John Scofield’s Country For Old Men would be an ideal subject for those blindfold tests where listeners need to identify details of an undisclosed piece of music. No doubt the inimitable blend of staccato blues and jazz fluidity in this esteemed guitarist could be readily pinpointed, as might some or all of his accompanists (who’ve regularly appeared on his records over the years): keyboardist Larry Goldings, bassist Steve Swallow and drummer Bill Stewart.

But nailing the songs the quartet plays here might well be a greater challenge altogether, even perhaps, if you’re sufficiently knowledgeable in the country genre to recognize “Mr. Fool” as a George Jones number just by way of Goldings’ Floyd Cramer-like piano tinkling. Scofield and company’s wry take on Hank Williams’ “I’m So Lonesome I Could Cry” becomes increasingly familiar as the seven-minute take proceeds, but the guitarist still only teases the melodic theme to a point within this speedy shuffle.

John Scofield’s thirty-one seconds of “I’m An Old Cowhand” is something altogether different or so it seems on the surface: the track’s comprised of just him playing ukulele. But on this truncated track, as on the other eleven here, he demonstrates the same abiding affection for this song—and by extension this genre— that allows him to simultaneously respect and reinvent such tried and true elements of this American music.

The fundamental beauty of the record may well be that Scofield’s accompanist revere and rediscover as they play along with him, all the while maintaining the same healthy detachment. Goldings uses organ to guide himself and his comrades on “Wildwood Flower,” while Swallow uses his bass as more than just ballast during “Wayfaring Stranger.” And while Stewart can be the most imperceptible of percussionists, he makes his presence felt, insistently and with his whole kit, on Bob Wills’ “Faded Love.”

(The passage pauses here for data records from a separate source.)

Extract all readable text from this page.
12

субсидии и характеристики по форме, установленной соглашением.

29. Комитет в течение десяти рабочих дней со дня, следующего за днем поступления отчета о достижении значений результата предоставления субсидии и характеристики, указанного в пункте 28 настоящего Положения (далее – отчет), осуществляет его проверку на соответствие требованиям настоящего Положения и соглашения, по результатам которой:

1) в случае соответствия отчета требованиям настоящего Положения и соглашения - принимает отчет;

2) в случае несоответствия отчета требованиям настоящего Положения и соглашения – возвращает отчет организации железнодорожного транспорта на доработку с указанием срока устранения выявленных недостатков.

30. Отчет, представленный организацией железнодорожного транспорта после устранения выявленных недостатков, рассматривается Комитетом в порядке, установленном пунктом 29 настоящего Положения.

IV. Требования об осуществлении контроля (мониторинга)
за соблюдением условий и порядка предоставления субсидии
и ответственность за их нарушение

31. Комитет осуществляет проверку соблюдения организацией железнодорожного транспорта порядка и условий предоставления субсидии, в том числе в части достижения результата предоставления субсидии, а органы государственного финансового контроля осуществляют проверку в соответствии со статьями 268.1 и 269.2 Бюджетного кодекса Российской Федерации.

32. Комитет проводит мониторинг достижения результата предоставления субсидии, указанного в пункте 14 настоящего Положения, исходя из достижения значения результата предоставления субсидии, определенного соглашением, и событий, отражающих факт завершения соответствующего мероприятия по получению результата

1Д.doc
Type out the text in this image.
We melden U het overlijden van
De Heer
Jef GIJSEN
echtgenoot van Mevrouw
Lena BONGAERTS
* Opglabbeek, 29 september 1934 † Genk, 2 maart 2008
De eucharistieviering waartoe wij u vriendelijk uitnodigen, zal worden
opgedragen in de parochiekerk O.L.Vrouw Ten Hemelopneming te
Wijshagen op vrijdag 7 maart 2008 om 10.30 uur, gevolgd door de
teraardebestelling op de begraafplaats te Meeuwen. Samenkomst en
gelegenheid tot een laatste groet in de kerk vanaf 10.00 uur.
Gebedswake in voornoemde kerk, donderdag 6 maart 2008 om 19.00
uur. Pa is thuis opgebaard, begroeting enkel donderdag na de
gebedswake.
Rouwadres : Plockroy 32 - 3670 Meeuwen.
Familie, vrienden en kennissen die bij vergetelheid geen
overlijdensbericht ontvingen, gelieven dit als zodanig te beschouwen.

And while that understated approach is the essence of good jazz, that virtue comes through as much in the choice of the material as the musicianship. On Country for Old Men, contemporary tunes such James Taylor’s “Bartender’s Blues” and Shania Twain’s “You’re Still the One” reside next to Dolly Parton’s signature song “Jolene,” and Merle Haggard’s “Mama Tried; ” throughout, John Scofield and co. conjure an all-enveloping atmosphere that should transcend preconceptions.